日本地球惑星科学連合2022年大会

講演情報

[E] 口頭発表

セッション記号 M (領域外・複数領域) » M-GI 地球科学一般・情報地球科学

[M-GI29] Data assimilation: A fundamental approach in geosciences

2022年5月26日(木) 13:45 〜 15:15 104 (幕張メッセ国際会議場)

コンビーナ:中野 慎也(情報・システム研究機構 統計数理研究所)、コンビーナ:藤井 陽介(気象庁気象研究所)、三好 建正(理化学研究所)、コンビーナ:加納 将行(東北大学理学研究科)、座長:三好 建正(理化学研究所)、藤井 陽介(気象庁気象研究所)

13:45 〜 14:00

[MGI29-01] Sparse sensor placement applied to numerical weather prediction: Experiments with a simplified AGCM

★Invited Papers

*欧陽 懋1小槻 峻司1 (1.千葉大学)

キーワード:データ同化、スパースセンシング、天気予報、最適化、局所化

Data assimilation (DA) plays an important role in numerical weather prediction (NWP) to provide optimal initial conditions by combining forecasted state and observation data. While DA has been used to evaluate impacts of assimilated observations, limited studies tried to optimize observing placement of additional mobile observations such as by aircrafts.
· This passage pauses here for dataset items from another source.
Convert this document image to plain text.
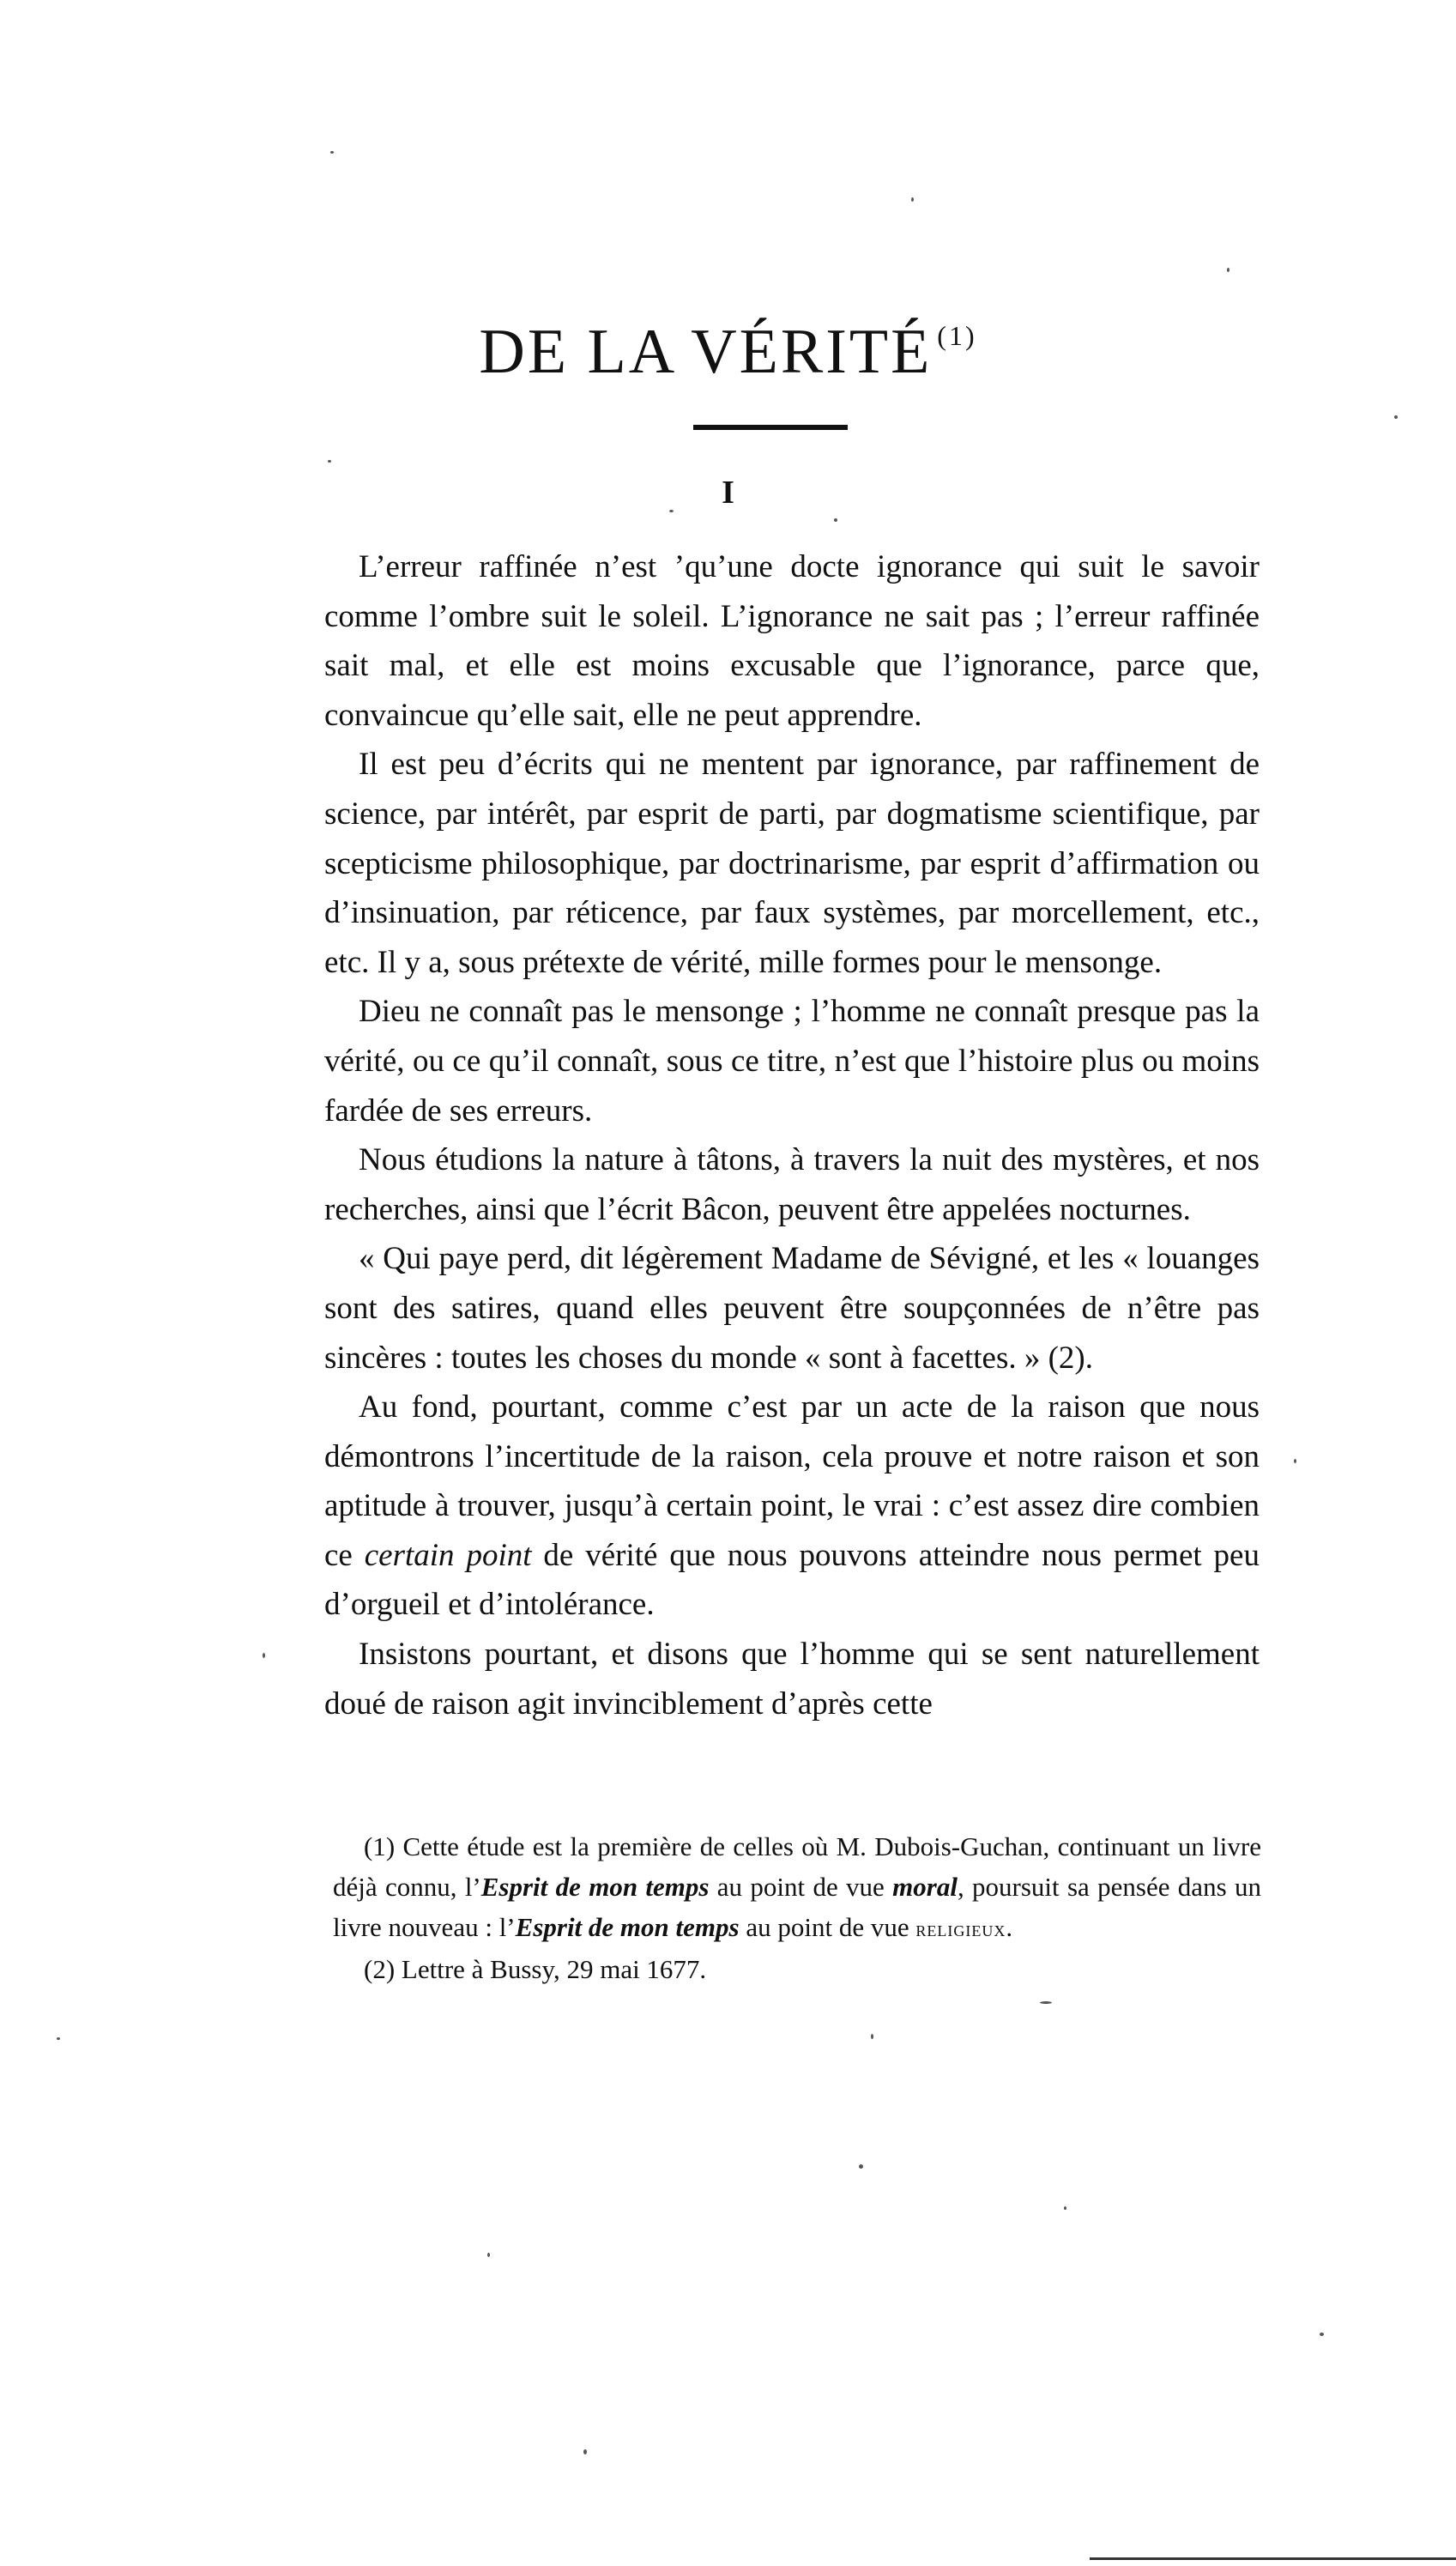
DE LA VÉRITÉ $^{(1)}$
I

L’erreur raffinée n’est ’qu’une docte ignorance qui suit le savoir comme l’ombre suit le soleil. L’ignorance ne sait pas ; l’erreur raffinée sait mal, et elle est moins excusable que l’ignorance, parce que, convaincue qu’elle sait, elle ne peut apprendre.

Il est peu d’écrits qui ne mentent par ignorance, par raffinement de science, par intérêt, par esprit de parti, par dogmatisme scientifique, par scepticisme philosophique, par doctrinarisme, par esprit d’affirmation ou d’insinuation, par réticence, par faux systèmes, par morcellement, etc., etc. Il y a, sous prétexte de vérité, mille formes pour le mensonge.

Dieu ne connaît pas le mensonge ; l’homme ne connaît presque pas la vérité, ou ce qu’il connaît, sous ce titre, n’est que l’histoire plus ou moins fardée de ses erreurs.

Nous étudions la nature à tâtons, à travers la nuit des mystères, et nos recherches, ainsi que l’écrit Bâcon, peuvent être appelées nocturnes.

« Qui paye perd, dit légèrement Madame de Sévigné, et les « louanges sont des satires, quand elles peuvent être soupçonnées de n’être pas sincères : toutes les choses du monde « sont à facettes. » (2).

Au fond, pourtant, comme c’est par un acte de la raison que nous démontrons l’incertitude de la raison, cela prouve et notre raison et son aptitude à trouver, jusqu’à certain point, le vrai : c’est assez dire combien ce certain point de vérité que nous pouvons atteindre nous permet peu d’orgueil et d’intolérance.

Insistons pourtant, et disons que l’homme qui se sent naturellement doué de raison agit invinciblement d’après cette

(1) Cette étude est la première de celles où M. Dubois-Guchan, continuant un livre déjà connu, l’Esprit de mon temps au point de vue moral, poursuit sa pensée dans un livre nouveau : l’Esprit de mon temps au point de vue religieux.

(2) Lettre à Bussy, 29 mai 1677.
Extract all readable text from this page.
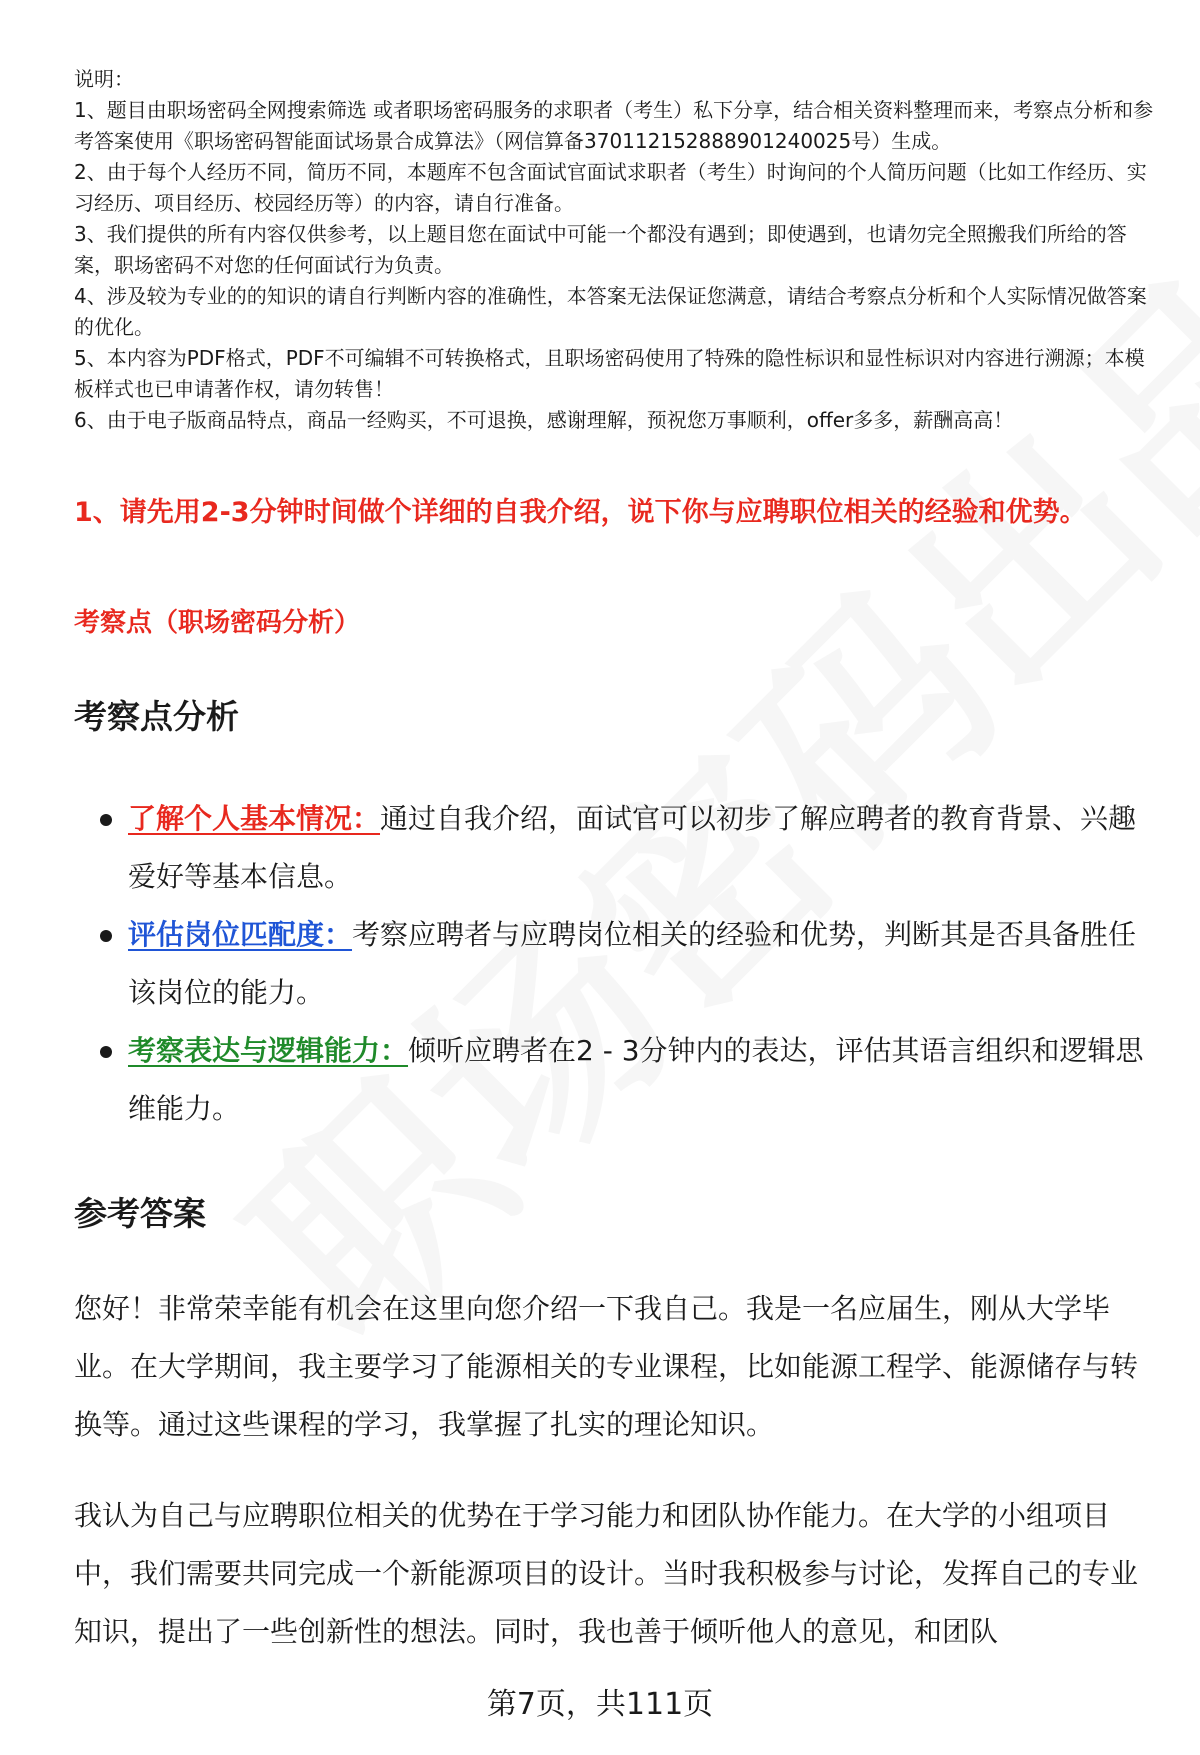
说明：

1、题目由职场密码全网搜索筛选 或者职场密码服务的求职者（考生）私下分享，结合相关资料整理而来，考察点分析和参考答案使用《职场密码智能面试场景合成算法》（网信算备370112152888901240025号）生成。

2、由于每个人经历不同，简历不同，本题库不包含面试官面试求职者（考生）时询问的个人简历问题（比如工作经历、实习经历、项目经历、校园经历等）的内容，请自行准备。

3、我们提供的所有内容仅供参考，以上题目您在面试中可能一个都没有遇到；即使遇到，也请勿完全照搬我们所给的答案，职场密码不对您的任何面试行为负责。

4、涉及较为专业的的知识的请自行判断内容的准确性，本答案无法保证您满意，请结合考察点分析和个人实际情况做答案的优化。

5、本内容为PDF格式，PDF不可编辑不可转换格式，且职场密码使用了特殊的隐性标识和显性标识对内容进行溯源；本模板样式也已申请著作权，请勿转售！

6、由于电子版商品特点，商品一经购买，不可退换，感谢理解，预祝您万事顺利，offer多多，薪酬高高！

1、请先用2-3分钟时间做个详细的自我介绍，说下你与应聘职位相关的经验和优势。
考察点（职场密码分析）
考察点分析
了解个人基本情况：通过自我介绍，面试官可以初步了解应聘者的教育背景、兴趣爱好等基本信息。
评估岗位匹配度：考察应聘者与应聘岗位相关的经验和优势，判断其是否具备胜任该岗位的能力。
考察表达与逻辑能力：倾听应聘者在2 - 3分钟内的表达，评估其语言组织和逻辑思维能力。
参考答案

您好！非常荣幸能有机会在这里向您介绍一下我自己。我是一名应届生，刚从大学毕业。在大学期间，我主要学习了能源相关的专业课程，比如能源工程学、能源储存与转换等。通过这些课程的学习，我掌握了扎实的理论知识。

我认为自己与应聘职位相关的优势在于学习能力和团队协作能力。在大学的小组项目中，我们需要共同完成一个新能源项目的设计。当时我积极参与讨论，发挥自己的专业知识，提出了一些创新性的想法。同时，我也善于倾听他人的意见，和团队

第7页，共111页
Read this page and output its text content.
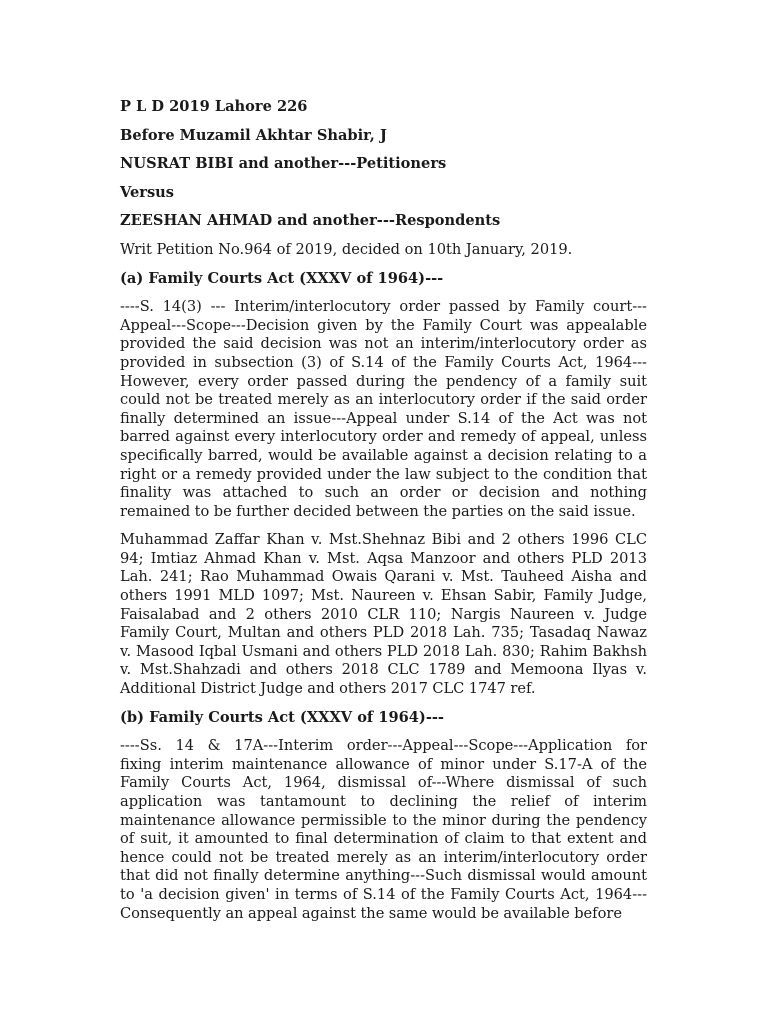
P L D 2019 Lahore 226
Before Muzamil Akhtar Shabir, J
NUSRAT BIBI and another---Petitioners
Versus
ZEESHAN AHMAD and another---Respondents
Writ Petition No.964 of 2019, decided on 10th January, 2019.
(a) Family Courts Act (XXXV of 1964)---

----S. 14(3) --- Interim/interlocutory order passed by Family court---Appeal---Scope---Decision given by the Family Court was appealable provided the said decision was not an interim/interlocutory order as provided in subsection (3) of S.14 of the Family Courts Act, 1964---However, every order passed during the pendency of a family suit could not be treated merely as an interlocutory order if the said order finally determined an issue---Appeal under S.14 of the Act was not barred against every interlocutory order and remedy of appeal, unless specifically barred, would be available against a decision relating to a right or a remedy provided under the law subject to the condition that finality was attached to such an order or decision and nothing remained to be further decided between the parties on the said issue.

Muhammad Zaffar Khan v. Mst.Shehnaz Bibi and 2 others 1996 CLC 94; Imtiaz Ahmad Khan v. Mst. Aqsa Manzoor and others PLD 2013 Lah. 241; Rao Muhammad Owais Qarani v. Mst. Tauheed Aisha and others 1991 MLD 1097; Mst. Naureen v. Ehsan Sabir, Family Judge, Faisalabad and 2 others 2010 CLR 110; Nargis Naureen v. Judge Family Court, Multan and others PLD 2018 Lah. 735; Tasadaq Nawaz v. Masood Iqbal Usmani and others PLD 2018 Lah. 830; Rahim Bakhsh v. Mst.Shahzadi and others 2018 CLC 1789 and Memoona Ilyas v. Additional District Judge and others 2017 CLC 1747 ref.

(b) Family Courts Act (XXXV of 1964)---

----Ss. 14 & 17A---Interim order---Appeal---Scope---Application for fixing interim maintenance allowance of minor under S.17-A of the Family Courts Act, 1964, dismissal of---Where dismissal of such application was tantamount to declining the relief of interim maintenance allowance permissible to the minor during the pendency of suit, it amounted to final determination of claim to that extent and hence could not be treated merely as an interim/interlocutory order that did not finally determine anything---Such dismissal would amount to 'a decision given' in terms of S.14 of the Family Courts Act, 1964---Consequently an appeal against the same would be available before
In this study, we applied data-driven sparse sensor placement (SSP) to optimize locations of additional weather stations. Here we consider two objective functions: maximizing the determinant and minimizing the trace of the inverse of the error covariance matrix (D- and A-optimality). We applied this two objective-function-based SSP for observing system simulation experiments using an intermediate global atmospheric model coupled with the local ensemble Kalman filter (a.k.a. SPEEDY-LETKF) to optimize observing placement in Pacific Ocean. Sensitivity analysis is investigated on the target new weather stations selection ranges with localization scales equal to 300, 500, 600, 700 and 900 km. The global average root mean square errors (RMSE) obtained from the SSP methods are compared with the ensemble spread-based determination of the observing placement. Due to the different additional station selection patterns by SSP and ensemble spread-based method, D- and A-optimality-based experiments show different global average RMSEs with the ensemble spread-based case. Examination of observing placement patterns by SSP reveals that the new stations tend to be selected near the edge of the target selection range. Our results demonstrate that the performance of SSP methods is sensitive to the localization scales of target selection range. When the localization scale of target selection range is greater than equal to 300 km and less than 600 km, A-optimality-based result shows the smallest RMSE among the other methods. When the localization scales of target selection range is greater than equal to 600 km and less than 900 km, D-optimality-based result presents the smallest RMSE. This research suggests that the data driven SSP methods could be employed to provide better observing placement approach for NWP than a simple ensemble spread-based placement.